SYDNEY - New Zealand Maori league bosses Kevin and Howie Tamati will travel to Sydney this week to join Aborigine league officials to try to get their exclusion from the 2008 world cup overturned.
After reports last week that both indigenous teams had been excluded from the next world tournament, they will meet to form a plan to try to change the minds of the International Rugby League Federation (IRLF) this month.
The Tamatis, former Kiwis internationals, will meet Australian league legend and Aborigine Arthur Beetson this week to discuss the issue before they all meet IRLF and Australian Rugby League (ARL) chairman Colin Love on August 18.
Love has said there would be problems in changing the 10-team tournament format because qualifying matches were already under way.
The Sun-Herald newspaper reported yesterday that the Tamati brothers would call on the ARL to repay "a debt of history".

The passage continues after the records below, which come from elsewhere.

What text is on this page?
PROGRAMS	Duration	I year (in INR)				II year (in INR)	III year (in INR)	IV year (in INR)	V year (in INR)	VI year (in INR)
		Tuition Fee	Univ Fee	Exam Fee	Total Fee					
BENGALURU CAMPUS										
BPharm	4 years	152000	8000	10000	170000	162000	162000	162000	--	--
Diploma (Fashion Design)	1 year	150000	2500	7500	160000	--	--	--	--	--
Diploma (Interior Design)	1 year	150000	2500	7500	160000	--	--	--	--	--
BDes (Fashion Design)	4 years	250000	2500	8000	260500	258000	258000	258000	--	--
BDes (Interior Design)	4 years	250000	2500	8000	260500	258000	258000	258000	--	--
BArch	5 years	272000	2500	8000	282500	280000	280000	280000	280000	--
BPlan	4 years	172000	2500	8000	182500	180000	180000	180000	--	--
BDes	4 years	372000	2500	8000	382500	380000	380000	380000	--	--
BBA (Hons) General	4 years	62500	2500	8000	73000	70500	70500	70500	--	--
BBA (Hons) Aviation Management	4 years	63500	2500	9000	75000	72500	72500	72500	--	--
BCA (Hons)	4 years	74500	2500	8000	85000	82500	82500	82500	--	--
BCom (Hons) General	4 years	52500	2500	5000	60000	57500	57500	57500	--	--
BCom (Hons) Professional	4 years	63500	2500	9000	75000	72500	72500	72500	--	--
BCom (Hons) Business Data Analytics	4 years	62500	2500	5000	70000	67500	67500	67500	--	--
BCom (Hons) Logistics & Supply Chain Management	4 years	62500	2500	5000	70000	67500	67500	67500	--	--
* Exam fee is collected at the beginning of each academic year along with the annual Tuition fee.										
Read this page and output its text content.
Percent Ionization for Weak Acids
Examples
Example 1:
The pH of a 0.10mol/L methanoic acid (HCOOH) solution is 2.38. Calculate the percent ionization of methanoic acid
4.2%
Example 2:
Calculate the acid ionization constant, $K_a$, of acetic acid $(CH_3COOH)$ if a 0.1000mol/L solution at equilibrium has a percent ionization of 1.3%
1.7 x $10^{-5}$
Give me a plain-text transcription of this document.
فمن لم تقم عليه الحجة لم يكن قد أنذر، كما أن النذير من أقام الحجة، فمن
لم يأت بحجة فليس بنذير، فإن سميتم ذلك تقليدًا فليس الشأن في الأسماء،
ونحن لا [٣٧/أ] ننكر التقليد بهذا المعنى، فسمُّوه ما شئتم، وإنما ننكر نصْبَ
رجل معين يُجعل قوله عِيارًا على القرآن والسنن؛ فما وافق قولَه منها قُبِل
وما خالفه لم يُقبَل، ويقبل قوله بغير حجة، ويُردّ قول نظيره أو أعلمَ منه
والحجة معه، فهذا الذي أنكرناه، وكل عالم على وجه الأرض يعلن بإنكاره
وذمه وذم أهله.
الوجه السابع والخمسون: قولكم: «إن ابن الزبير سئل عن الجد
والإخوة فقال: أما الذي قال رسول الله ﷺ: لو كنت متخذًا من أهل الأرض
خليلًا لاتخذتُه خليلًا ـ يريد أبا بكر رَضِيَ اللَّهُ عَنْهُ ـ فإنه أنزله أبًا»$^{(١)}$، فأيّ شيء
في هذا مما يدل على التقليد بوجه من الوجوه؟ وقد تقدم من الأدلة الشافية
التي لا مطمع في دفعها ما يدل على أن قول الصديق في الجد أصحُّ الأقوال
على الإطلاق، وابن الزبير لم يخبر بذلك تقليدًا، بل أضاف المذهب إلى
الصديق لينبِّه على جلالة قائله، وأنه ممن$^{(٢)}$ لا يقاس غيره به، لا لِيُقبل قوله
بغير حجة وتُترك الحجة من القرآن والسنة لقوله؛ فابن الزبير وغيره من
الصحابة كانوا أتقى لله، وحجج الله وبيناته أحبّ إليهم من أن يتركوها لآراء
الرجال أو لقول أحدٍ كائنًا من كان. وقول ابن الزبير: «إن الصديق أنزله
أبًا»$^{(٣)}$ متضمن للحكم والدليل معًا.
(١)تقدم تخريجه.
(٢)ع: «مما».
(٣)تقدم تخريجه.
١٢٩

They claim that a 12-match tour of Australia by a Maori representative team in 1908 helped league to take root across the Tasman.
The team returned in 1909 and reportedly played before huge crowds to cement the sport's popularity in New South Wales and Queensland.
Beetson, a high-profile ally for the Maori cause, will enlist the help of friends Dick (Tosser) Turner, a former Queensland official, and Brisbane Broncos' legend Gorden Tallis, who is now a National Rugby League director.
"Both the Maori and Aborigines should be there," Beetson told the Sun-Herald.
"The World Cup is being treated as a celebration of league's centenary year, and there'll be no better opportunity to acknowledge the contribution to the code by Aborigines and Maori."
Other high-profile league names to throw their support behind the indigenous teams are Cronulla coach John Lang and former Kangaroos hardman Mark Geyer.